Gestion active/passive, réaction #6

Publié le 08/07/2016 - Guy Fermon
Le point de vue de Guy Fermon, sélectionneur de fonds

La question Gestion Active vs Gestion Passive a largement été étudiée et le verdict est sans appel : au bout de 10 ans, rares sont les gérants qui affichent des performances supérieures à celles de la gestion passive.

Warren Buffett lui-même a demandé à ses héritiers d’investir 90% de sa fortune sur l’indice S&P 500.

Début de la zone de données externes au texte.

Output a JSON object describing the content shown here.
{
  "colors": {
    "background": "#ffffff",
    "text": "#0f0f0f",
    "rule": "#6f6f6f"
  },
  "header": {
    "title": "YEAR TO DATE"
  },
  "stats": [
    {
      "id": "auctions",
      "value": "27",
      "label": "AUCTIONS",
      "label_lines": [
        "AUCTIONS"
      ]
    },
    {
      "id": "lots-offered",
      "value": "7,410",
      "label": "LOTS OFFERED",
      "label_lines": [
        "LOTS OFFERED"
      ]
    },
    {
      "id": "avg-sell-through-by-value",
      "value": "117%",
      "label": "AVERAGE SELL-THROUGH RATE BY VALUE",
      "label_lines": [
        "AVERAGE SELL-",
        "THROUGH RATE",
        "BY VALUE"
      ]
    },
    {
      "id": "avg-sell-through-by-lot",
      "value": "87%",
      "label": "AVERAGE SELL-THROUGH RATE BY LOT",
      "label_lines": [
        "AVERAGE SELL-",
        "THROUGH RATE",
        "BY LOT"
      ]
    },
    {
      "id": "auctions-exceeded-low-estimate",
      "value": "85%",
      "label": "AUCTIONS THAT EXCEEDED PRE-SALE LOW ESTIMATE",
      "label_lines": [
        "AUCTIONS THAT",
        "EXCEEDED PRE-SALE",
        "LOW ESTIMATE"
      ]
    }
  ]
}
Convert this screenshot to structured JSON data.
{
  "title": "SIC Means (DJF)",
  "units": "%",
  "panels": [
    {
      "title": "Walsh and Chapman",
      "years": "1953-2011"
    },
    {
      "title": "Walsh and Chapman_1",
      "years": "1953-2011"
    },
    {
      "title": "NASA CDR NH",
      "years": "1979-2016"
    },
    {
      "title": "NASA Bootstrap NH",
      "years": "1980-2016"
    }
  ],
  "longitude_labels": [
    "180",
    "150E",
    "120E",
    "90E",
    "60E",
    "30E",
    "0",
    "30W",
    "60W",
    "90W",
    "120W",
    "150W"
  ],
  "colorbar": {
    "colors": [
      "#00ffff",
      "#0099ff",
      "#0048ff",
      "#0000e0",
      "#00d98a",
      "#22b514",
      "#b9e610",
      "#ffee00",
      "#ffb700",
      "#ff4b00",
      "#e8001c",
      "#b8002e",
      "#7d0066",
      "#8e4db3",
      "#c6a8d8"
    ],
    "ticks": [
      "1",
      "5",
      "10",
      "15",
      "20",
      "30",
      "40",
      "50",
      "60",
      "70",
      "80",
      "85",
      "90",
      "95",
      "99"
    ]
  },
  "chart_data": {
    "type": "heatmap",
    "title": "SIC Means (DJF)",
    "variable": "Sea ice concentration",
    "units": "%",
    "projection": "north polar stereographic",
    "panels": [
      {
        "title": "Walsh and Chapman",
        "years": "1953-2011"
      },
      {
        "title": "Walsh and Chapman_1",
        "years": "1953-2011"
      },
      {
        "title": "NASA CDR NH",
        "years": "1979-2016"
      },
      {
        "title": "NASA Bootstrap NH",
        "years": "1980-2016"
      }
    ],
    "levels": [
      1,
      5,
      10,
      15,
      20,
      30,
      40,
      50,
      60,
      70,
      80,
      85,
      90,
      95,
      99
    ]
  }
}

Le débat semble donc clos : pour la plupart des investisseurs, le choix de la gestion passive sera pertinent.

Mais comment expliquer que les meilleurs esprits, formés dans les meilleurs établissements, dotés des meilleurs outils soient battus par la gestion passive qui se contente d’investir systématiquement dans toutes les sociétés du marché ?

C’est la question que s’est posée Randy Cohen, professeur à Harvard, dans son livre « Best Ideas » publié en octobre 2009.

Il a analysé en profondeur les décisions de centaines de gérants actifs et les résultats de son étude sont surprenants.

Oui, les meilleures idées d’investissement des gérants surperforment très significativement l’indice, MAIS pour respecter les contraintes réglementaires et ne pas trop s’éloigner de leur indice de référence, ce qui ferait fuir les investisseurs, les gérants diversifient leur portefeuille et investissent dans des sociétés dont les performances attendues sont bien moins attractives.

La conclusion est paradoxale : pour surperformer un indice, il ne faut pas chercher à le battre.

Mais pourquoi un gérant devrait-il chercher à battre un indice ?

C’est assurément le meilleur moyen d’augmenter ses encours et d’assurer la fortune du gérant (et des intermédiaires), mais est-ce vraiment l’intérêt de l’investisseur ?

Si l’on admet que le véritable but de l’investisseur est de tirer parti de la puissance des intérêts composés, alors sa priorité devrait être de limiter les pertes (Drawdown) qui peuvent détruire en quelques mois des performances de plusieurs années.

Au lieu de chercher la performance à tout prix, il vaut mieux rechercher la performance avec un minimum de risque nécessaire pour l’obtenir. Le risque n’est donc évidemment pas la volatilité, mais bien le risque de perte.

C’est lorsque les marchés sont en crise, que les meilleurs gérants se révèlent. Pour citer Warren Buffett : « quand la mer se retire, on voit ceux qui se baignent nus».

Les indices, insensibles aux niveaux de valorisation, ne protègent pas de l’explosion des bulles (bulle Internet, bulle du Nikkei, bulle bancaire…). L’investisseur en gestion passive subit alors de plein fouet le dégonflement de la bulle. Le prix de la recherche de performance devient alors prohibitif.

Avant de s’extasier sur les performances des indices, l’investisseur prudent devrait d’abord s’assurer qu’il est capable d’assumer les pertes maximales observées ainsi que leur durée.

Il n’en demeure pas moins qu’il existe des gérants qui surperforment l’indice et qui protègent le capital de l’investisseur des baisses trop violentes ou trop prolongées.

Il suffirait donc de confier son argent à ces rares experts au lieu de faire confiance à une gestion entièrement passive.

Malheureusement, pour les trouver, il ne suffit pas de consulter les classements Morningstar ou Quantalys, car les bonnes performances de l’année écoulée n’ont aucun pouvoir prédictif des performances de l’année suivante.

Sans détailler tous les critères qui permettent d’identifier les meilleurs gérants, on remarque qu’ils partagent des caractéristiques communes : gestion non benchmarkée, portefeuille concentré, recherche fondamentale effectuée en interne, maitrise des encours, investissement personnel dans le fonds, processus de gestion robuste.

Mais attention, tous les gérants qui surperforment à long terme connaissent des périodes de sous-performance qui peuvent durer plus d’un an. C’est d’ailleurs le pire moment pour les quitter car les années de sous-performance sont généralement suivies de périodes de surperformance.

De ce fait, lorsque vous aurez trouvé le gérant idéal, vous devrez accepter cette période de frustration et vous armer de patience car il vous restera à vaincre le pire ennemi de l’investisseur : vous-même.

 

Guy Fermon est sélectionneur de fonds.